18 Oct DPO : Dialogue avec la CNIL – 15 février 2018
Réunion animée par Maître Corinne Thiérache, Avocat Associé, Cabinet ALERION, avec l’intervention d‘Ingrid Nkouenjin, Juriste, Service des Correspondants Informatique et Libertés, CNIL.
Comme le précise Maître Corinne Thiérache, l‘idée de cette réunion a émergé au sein du GESTE afin que la CNIL puisse échanger directement avec les acteurs économiques concernés. Les questions ont quant à elles été élaborées au sein du groupe de travail DPO. Côté actualité, il est rappelé qu‘à compter du 25 mai l‘ensemble des acteurs devront être en conformité avec le RGPD et le projet de loi relatif à la protection des données personnelles.

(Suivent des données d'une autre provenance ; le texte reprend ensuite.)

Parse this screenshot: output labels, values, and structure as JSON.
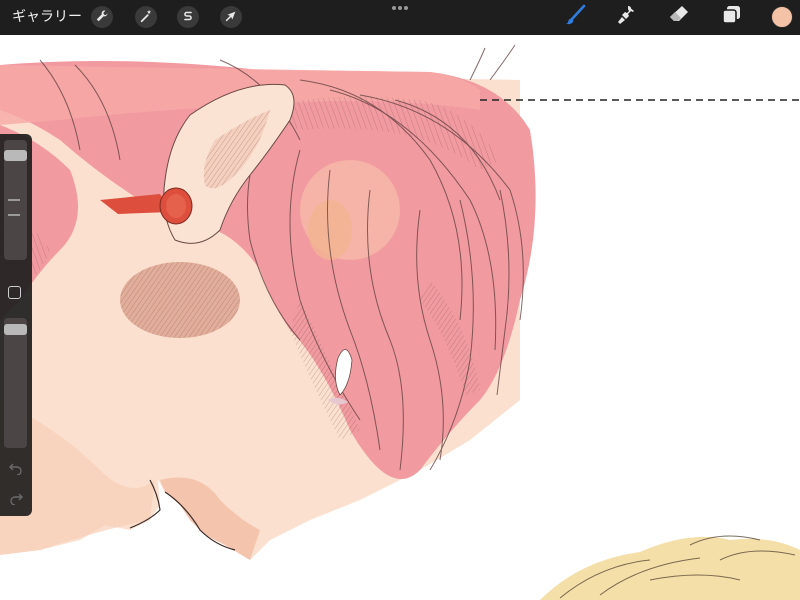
{
  "toolbar": {
    "gallery_label": "ギャラリー",
    "left_tools": [
      {
        "name": "actions",
        "icon": "wrench-icon"
      },
      {
        "name": "adjustments",
        "icon": "magic-wand-icon"
      },
      {
        "name": "selection",
        "icon": "selection-s-icon"
      },
      {
        "name": "transform",
        "icon": "arrow-cursor-icon"
      }
    ],
    "more_icon": "more-dots-icon",
    "right_tools": [
      {
        "name": "brush",
        "icon": "brush-icon",
        "active": true
      },
      {
        "name": "smudge",
        "icon": "smudge-icon"
      },
      {
        "name": "eraser",
        "icon": "eraser-icon"
      },
      {
        "name": "layers",
        "icon": "layers-icon"
      }
    ],
    "current_color": "#f4c2a6",
    "active_tool_color": "#2f7de1"
  },
  "sidebar": {
    "brush_size_level": 0.1,
    "brush_opacity_level": 0.05,
    "modify_icon": "square-modify-icon",
    "undo_icon": "undo-arrow-icon",
    "redo_icon": "redo-arrow-icon"
  },
  "palette": {
    "hair": "#f19aa0",
    "hair_light": "#f7b4ae",
    "skin": "#fbe0cf",
    "earring": "#dd4f3c",
    "blond": "#f5dfa8"
  }
}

I Question n°1 : Quelles sont les préconisations de la CNIL sur une liste à venir de données à caractère personnel, durées de conservation, archivage, minimisation, consentement et anonymisation ?
Pour ce qui est de la définition d‘une donnée personnelle, du principe de durée de conservation, de la minimisation, du consentement et de l‘archivage, il n‘y a pas de nouveautés au sein du RGPD par rapport à la loi Informatique et libertés, les informations relatives à ces notions sont déjà publiées sur le site de la CNIL.
Pour ce qui est de l‘anonymisation, cela fait partie des mesures préconisées par l‘article 32 du RGPD pour garantir un niveau de sécurité adapté aux risques.
Le DPO
I Question n°2 : Quel profil recruter ? Selon Ingrid Nkouenjin, la première caractéristique à prendre en compte est qu‘il est indispensable de recruter quelqu‘un qui s‘intéresse tout particulièrement au RGPD. De plus, le texte précise qu‘il doit être compétent et faire preuve de connaissances ainsi que de capacités de communication. Il s‘agit donc d‘un un expert capable de comprendre les aspects réglementaire et techniques.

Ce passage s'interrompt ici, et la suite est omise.